本申请实施例涉及显示技术领域,特别涉及一种图像数据传输方法、装置、终端及介质。
随着显示屏技术的不断发展,越来越多能够支持高刷新频率显示的显示屏应运而生,在运行高帧率应用程序或在滑动操作过程中,通过将显示屏设置为高刷新频率模式能够提高画面的流畅度。
对于采用应用处理器(Application Processor,AP)-显示驱动芯片(Display Driver Integrated Circuit,DDIC)-显示面板(Panel)驱动架构的显示屏,图像显示过程中,DDIC根据AP的输出帧率(即输出图像数据的速率)自适应调整刷新频率,实现自适应变频。
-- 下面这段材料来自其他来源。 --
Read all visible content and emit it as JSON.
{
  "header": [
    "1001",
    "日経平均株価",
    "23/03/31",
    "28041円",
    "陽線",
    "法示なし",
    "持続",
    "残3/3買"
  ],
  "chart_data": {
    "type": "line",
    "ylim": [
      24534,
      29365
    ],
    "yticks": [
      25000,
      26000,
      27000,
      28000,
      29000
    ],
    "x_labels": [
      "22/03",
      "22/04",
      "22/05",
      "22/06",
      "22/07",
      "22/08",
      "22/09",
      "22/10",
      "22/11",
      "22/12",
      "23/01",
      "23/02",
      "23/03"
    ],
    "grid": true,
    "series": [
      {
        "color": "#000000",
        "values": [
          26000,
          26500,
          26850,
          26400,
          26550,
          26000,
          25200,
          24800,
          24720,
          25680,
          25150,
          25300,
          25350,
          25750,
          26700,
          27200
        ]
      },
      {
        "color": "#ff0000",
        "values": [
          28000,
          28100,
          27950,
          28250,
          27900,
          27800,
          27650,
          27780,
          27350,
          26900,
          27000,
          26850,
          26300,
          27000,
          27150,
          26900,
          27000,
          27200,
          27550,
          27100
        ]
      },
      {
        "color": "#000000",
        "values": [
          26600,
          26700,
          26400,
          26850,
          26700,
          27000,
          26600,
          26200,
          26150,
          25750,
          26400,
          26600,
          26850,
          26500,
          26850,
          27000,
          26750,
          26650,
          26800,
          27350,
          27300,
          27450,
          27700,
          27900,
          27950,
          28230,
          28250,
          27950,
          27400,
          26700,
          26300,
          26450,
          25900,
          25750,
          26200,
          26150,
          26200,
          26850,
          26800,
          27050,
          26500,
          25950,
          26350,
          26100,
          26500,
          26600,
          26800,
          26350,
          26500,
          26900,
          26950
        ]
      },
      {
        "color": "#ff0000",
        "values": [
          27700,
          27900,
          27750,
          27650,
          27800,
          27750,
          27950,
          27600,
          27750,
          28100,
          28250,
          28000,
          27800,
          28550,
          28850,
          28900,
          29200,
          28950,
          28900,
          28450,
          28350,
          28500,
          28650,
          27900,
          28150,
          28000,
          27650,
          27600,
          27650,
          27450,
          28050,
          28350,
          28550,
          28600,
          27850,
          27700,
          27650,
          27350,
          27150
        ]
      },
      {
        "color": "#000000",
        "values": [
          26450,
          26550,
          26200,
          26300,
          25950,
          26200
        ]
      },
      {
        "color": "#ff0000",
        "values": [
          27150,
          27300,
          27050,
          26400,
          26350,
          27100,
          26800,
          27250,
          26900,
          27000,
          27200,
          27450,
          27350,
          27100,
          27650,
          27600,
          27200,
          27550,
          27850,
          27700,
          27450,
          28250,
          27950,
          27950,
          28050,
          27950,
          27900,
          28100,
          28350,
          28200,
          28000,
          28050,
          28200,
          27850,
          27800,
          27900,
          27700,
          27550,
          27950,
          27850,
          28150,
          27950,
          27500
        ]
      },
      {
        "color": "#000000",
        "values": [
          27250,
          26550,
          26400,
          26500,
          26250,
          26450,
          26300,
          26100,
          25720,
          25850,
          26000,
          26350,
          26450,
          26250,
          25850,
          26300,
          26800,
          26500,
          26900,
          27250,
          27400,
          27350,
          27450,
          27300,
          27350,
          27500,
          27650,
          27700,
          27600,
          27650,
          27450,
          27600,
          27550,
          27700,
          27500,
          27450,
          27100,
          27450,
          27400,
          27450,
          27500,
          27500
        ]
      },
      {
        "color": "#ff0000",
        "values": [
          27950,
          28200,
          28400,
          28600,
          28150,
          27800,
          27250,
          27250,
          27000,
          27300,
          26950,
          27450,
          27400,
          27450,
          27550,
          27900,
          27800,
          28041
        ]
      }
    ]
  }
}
然而,由于AP的输出帧率会在一定范围内波动,因此会导致DDIC的刷新频率波动,当刷新频率发生跳变时,比如刷新频率由45Hz跳变为72Hz时,会出现画面闪烁和抖动的问题,影响图像显示质量。
发明内容
本申请实施例提供了一种图像数据传输方法、装置、终端及介质。所述技术方案如下:
一方面,本申请实施例提供了一种图像数据传输方法,用于AP,所述方法包括:
向DDIC传输第m帧图像数据,m为正整数;
确定显示第m-n至第m-1帧图像时所述DDIC的历史刷新频率,n为小于m且大于等于2的整数;
在满足所述历史刷新频率满足送显延迟条件的情况下,对第m+1帧图像数据进行送显延迟操作,所述送显延迟操作用于延迟向所述DDIC传输所述第m+1帧图像数据;
在完成所述送显延迟操作的情况下,向所述DDIC传输所述第m+1帧图像数据。
另一方面,本申请实施例提供了一种图像数据传输装置,所述装置包括:
传输模块,用于向DDIC传输第m帧图像数据,m为正整数;
第一确定模块,用于确定显示第m-n至第m-1帧图像时所述DDIC的历史刷新频率,n为小于m且大于等于2的整数;
延迟模块,用于在满足所述历史刷新频率满足送显延迟条件的情况下,对第m+1帧图像 数据进行送显延迟操作,所述送显延迟操作用于延迟向所述DDIC传输所述第m+1帧图像数据;
所述传输模块,还用于在完成所述送显延迟操作的情况下,向所述DDIC传输所述第m+1帧图像数据。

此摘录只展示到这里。